Question: Individual Take-home Learning Test Univariate Analysis Description Before we look for relationships among variables in a data set, we should investigate the data themselves. How
Individual Take-home Learning Test Univariate Analysis
Description
Before we look for relationships among variables in a data set, we should investigate the data themselves. How many variables do we have? What types are they? Are the data complete, and consistent? What do the distributions of each variable look like? Using the data in Univariates BDAT1005-22W.xlsx, you will investigate a (very small) data set.
Please read through the entire assignment before you start. Lets have a good look at a data set!
Wii Games (40 marks)
The Raw Data tab in your spreadsheet includes sales, release and ratings data for twelve different Wii games, but one of them is missing data. To complete the data, you need to fill in some values in the top entry. BE CAREFUL ABOUT THIS!
- For Name, replace the question marks with your own first name e.g. if your name is Harpreet, your games name should be Wii Harpreet.
- For Genre, enter either Sports or Misc its your choice!
The nine digits of your student number can be represented as X1X2X3X4X5X6X7X8X9
- Add the last digit of your student number, X9 , to 2010 to get the Year_of_Release e.g. if the last digit of your student number is 0 then the year of release of your game is 2010.
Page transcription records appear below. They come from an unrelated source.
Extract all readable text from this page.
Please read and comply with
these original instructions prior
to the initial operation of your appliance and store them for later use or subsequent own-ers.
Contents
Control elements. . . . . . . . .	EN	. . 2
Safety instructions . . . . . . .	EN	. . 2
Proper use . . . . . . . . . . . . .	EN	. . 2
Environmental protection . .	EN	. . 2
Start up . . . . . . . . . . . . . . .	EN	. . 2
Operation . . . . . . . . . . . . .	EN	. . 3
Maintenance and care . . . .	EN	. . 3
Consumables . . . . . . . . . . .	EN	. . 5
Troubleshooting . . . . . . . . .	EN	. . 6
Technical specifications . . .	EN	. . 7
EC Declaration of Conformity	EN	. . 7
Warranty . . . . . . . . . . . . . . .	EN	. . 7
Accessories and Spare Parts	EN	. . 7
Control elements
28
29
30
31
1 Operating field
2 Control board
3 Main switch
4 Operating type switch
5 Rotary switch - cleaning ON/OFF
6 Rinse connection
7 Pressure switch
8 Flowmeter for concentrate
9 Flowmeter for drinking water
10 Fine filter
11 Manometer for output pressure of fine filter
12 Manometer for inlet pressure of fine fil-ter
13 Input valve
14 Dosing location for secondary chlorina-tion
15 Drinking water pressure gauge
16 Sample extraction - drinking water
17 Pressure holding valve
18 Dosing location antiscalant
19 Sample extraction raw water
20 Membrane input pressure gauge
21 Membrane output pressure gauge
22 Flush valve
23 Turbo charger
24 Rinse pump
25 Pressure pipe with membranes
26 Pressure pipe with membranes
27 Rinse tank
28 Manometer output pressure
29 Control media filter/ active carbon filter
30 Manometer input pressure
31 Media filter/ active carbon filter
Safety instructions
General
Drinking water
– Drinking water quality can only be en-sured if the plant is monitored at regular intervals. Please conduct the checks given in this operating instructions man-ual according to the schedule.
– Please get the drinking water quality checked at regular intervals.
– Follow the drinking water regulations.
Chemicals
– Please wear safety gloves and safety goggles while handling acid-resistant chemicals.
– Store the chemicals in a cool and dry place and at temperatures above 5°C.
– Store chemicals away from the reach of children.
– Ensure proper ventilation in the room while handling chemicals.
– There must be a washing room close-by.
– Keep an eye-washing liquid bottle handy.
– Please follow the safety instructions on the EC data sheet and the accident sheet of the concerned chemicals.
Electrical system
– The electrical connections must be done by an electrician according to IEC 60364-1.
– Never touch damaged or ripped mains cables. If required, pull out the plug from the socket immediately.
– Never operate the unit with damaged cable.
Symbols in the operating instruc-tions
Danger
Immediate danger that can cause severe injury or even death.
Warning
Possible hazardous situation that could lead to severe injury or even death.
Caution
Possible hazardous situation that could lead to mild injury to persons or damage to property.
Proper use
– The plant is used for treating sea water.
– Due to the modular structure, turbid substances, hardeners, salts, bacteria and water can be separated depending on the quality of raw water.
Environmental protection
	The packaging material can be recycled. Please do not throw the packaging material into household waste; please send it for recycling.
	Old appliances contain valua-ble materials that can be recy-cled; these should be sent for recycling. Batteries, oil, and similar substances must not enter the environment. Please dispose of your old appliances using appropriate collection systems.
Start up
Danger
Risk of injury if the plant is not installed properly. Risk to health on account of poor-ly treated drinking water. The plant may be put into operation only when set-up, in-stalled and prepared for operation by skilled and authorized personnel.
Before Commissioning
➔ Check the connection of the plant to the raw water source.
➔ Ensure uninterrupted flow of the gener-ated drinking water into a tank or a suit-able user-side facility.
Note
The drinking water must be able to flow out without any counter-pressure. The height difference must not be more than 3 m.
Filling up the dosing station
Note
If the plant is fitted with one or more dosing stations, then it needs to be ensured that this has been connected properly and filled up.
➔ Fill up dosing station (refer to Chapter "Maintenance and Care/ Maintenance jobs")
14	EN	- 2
- NA Sales for your game is the last four digits of your student number in reverse order, with a decimal point after the first two, or X9X8.X7X6, divided by two e.g. for student number 2003456789, NA Sales would be 98.76 / 2 = 49.38
- EU Sales for your game is the last four digits of your student number in forward order, with a decimal point after the first two, or X6X7.X8X9 divided by two e.g. for student number 2003456789, NA Sales would be 67.89 / 2 = 33.945
Your job is to organize the dataset and produce univariate analysis of it. Perform the following exercise steps in Excel, providing answers as requested in the UA Questions worksheet.
- Organize the dataset. (3 marks)
- Create a copy of the Raw Data worksheet; call it Arranged Data. (1 mark) DO NOT MAKE ANY CHANGES TO THE RAW DATA WORKSHEET this is your original copy of the data; keep it safe and unmolested!
- In the Arranged Data worksheet, leaving the title rows (1:4) unchanged, arrange the independent variables on the left in the following order: Name, Platform, Developer, Publisher, Rating, Year_of_Release, Genre. Then arrange the dependent variables in the following order, starting to the right of the independent variables: NA_Sales, EU_Sales, JP_Sales, Other_Sales, Global_Sales, Critic_Score, Critic_Count, User_Score, User_Count (1 mark)
- Imagine you are working with a much larger dataset, with dozens of variables (columns) and thousands of records (rows). In your Arranged Data worksheet, freeze panes in an appropriate place. (1 mark)
- Sales Figures (4 marks)
- In your Arranged Data worksheet, correctly calculate the Global sales for your game. (1 mark)
- The sales figures are all numbers with two decimal places. Are these values exact, or rounded? How can you tell? (1 mark)
- What could the sales figures represent? That is, what are the units of measurement? (Note that you may want to use this answer later, for chart and axis titles.) Is there only one possibility? (2 marks)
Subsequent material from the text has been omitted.